Para conceituar o que julga ser a poesia, trazemos agora João Rasteiro,
poeta e ensaísta português. Rasteiro faz aproximações ao conceito com preleções
próprias e de terceiros, alguns destes bem famosos, como o escritor inglês
Samuel Johnson e o poeta e cineasta francês Jean Cocteau.
J.A.R. – H.C.
João Rasteiro
(n. Coimbra, 1965)
O que é a poesia?
Na juventude era sobretudo
estranhamento, depois passou a ser brincadeira e prosápia, só que agora é medo
e sofrimento. Poderia talvez dizer que a poesia é. Talvez substanciá-la como
espanto e descoberta, caos e criação, vida e morte, verbo e substantivo. Poderia
até dizer que a poesia é o lugar mais recôndito e primordial da alucinada
linguagem em seus mundos e corpus de perplexidade. Poderia talvez, como refere
Herberto Helder, dizer que ela é “esta mão que escreve a ardente melancolia /
da idade / é a mesma que se move entre as nascenças da cabeça, / que à imagem
do mundo aberta de têmpora / a têmpora / ateia a suntuosidade do coração”.
Eu sei, eu estou também plenamente
convencido de que hoje cada vez mais, quando olho Gaza, Darfur, Bagdá ou
Tibete, a poesia não serve para nada, como diz o poeta e amigo Ricardo Aleixo: “A
poesia não serve para nada, não se compra pão com palavras, mas não se vive sem
ela. O dizer poético é a dimensão amplificada da crise do humano. Não acalma.
Ao contrário, nos mostra o quanto ao vivo é muito pior”. Eu sei, eu também
ambiciono que cada vez mais a poesia seja ato e não produto. Agora, poesia?

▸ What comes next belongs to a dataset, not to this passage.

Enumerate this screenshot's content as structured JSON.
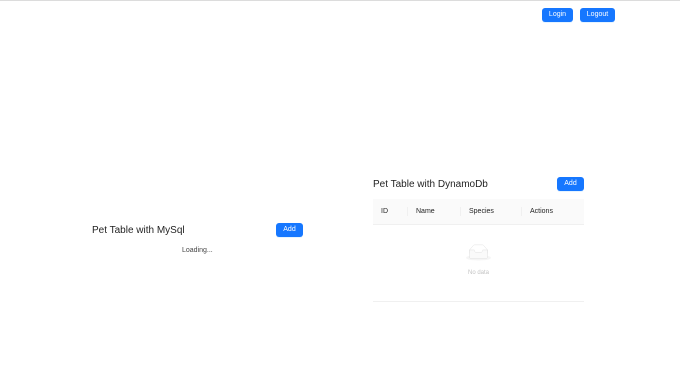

Como comparou Samuel Johnson, “Senhor,
o que é a poesia? – Bem, senhor, é muito mais fácil dizer o que não é. Todos
nós sabemos o que é a luz, mas não é fácil dizer o que é”. Por isso, talvez
como afiança Jean Cocteau, “a poesia é uma religião sem esperança”. E no
entanto o mundo (os mundos) e a linguagem precisam agora mais do que nunca
desta religião para ainda ter esperança.
Painting is Poetry
(Nay Sun – Artista de Mianmar)
Referência:
RASTEIRO, João. O que é a poesia para
você?. In: CRUZ, Edson (org.). O que é
poesia? Rio de Janeiro: Confraria do Vento; Calibán, 2009. p. 68-69.